Первый осмысленный разговор случился позже тем же днем. Я проснулась и обнаружила в палате Рози. Она сидела на стуле, придвинутом прямо к моей кровати, и держала на коленях журнал «Космополитен».
– Эй, – сказала я.
Голова Рози резко дернулась вверх. Наши глаза встретились, и по лицу ее расплылась счастливая улыбка. От ее вида я чуть не расплакалась. Так улыбаются друзья, которые знают тебя больше десяти лет. Которые прощают тебе любой идиотизм. Назвать их лучшими друзьями – это не сказать ровным счетом ничего.

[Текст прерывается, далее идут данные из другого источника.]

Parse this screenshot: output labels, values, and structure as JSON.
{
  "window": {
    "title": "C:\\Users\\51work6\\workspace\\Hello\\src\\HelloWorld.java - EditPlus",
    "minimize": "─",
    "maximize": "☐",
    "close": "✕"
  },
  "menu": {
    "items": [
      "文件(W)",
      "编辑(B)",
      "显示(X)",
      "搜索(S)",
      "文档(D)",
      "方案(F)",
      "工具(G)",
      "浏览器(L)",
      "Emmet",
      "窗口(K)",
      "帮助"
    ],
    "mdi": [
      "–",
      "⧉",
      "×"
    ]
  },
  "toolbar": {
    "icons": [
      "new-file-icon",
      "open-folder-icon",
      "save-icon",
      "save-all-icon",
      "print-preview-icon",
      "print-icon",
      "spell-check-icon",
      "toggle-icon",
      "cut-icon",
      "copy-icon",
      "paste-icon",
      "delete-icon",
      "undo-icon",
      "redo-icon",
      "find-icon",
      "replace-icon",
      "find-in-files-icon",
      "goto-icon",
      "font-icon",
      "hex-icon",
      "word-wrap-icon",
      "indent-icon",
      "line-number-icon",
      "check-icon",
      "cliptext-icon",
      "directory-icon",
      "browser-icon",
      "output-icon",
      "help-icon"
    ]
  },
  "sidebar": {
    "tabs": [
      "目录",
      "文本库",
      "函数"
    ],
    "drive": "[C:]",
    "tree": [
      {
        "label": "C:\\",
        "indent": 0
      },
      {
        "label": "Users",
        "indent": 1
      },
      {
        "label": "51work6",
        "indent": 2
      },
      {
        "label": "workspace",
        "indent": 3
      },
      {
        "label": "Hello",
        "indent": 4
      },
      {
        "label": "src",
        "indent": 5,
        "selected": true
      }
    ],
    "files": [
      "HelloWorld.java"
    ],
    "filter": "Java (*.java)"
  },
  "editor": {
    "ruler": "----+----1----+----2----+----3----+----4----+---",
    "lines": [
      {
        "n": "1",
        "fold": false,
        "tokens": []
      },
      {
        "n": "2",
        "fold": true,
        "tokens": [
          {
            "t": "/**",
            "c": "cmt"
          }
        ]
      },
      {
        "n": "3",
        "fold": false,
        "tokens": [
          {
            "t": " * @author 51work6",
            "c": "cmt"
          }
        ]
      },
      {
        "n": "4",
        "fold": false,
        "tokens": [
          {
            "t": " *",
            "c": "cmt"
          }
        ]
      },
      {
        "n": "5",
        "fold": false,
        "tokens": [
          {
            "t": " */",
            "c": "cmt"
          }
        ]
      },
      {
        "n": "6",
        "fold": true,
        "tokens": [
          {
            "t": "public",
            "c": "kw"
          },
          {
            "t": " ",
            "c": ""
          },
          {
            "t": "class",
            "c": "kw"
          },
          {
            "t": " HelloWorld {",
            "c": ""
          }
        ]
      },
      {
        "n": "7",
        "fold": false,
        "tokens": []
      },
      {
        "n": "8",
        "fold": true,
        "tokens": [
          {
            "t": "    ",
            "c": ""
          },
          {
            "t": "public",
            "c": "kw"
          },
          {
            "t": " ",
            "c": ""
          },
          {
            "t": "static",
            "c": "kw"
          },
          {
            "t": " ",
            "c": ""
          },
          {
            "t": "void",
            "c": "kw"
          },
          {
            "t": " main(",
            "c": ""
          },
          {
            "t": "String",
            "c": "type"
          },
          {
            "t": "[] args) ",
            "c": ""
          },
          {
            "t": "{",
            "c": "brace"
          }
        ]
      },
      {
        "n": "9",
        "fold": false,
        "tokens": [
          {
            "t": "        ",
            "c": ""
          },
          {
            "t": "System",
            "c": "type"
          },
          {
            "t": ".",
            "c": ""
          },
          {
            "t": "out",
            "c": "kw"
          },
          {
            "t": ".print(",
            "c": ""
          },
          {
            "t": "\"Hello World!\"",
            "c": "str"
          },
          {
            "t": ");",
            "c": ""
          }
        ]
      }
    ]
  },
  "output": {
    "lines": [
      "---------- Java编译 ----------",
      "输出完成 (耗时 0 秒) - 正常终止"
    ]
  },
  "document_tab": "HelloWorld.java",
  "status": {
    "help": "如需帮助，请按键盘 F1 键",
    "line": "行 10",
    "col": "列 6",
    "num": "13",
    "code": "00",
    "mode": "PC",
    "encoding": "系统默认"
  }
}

– Эй. – Она сжала губы, затем глубоко вдохнула и улыбнулась снова, на сей раз какой-то дрожащей улыбкой. – Кэдди, ох боже.
– Знаю, – сказала я, потому что я и правда знала.
Она опять попыталась улыбнуться.
– Вот уж идеальная возможность сказать: «А ведь я тебе говорила».
– Ты не злишься?
Она потрясла головой.
– Я слишком испугалась, чтобы разозлиться. Может, потом. Отложу до лучших времен.
Она положила журнал на прикроватный столик и придвинулась ко мне.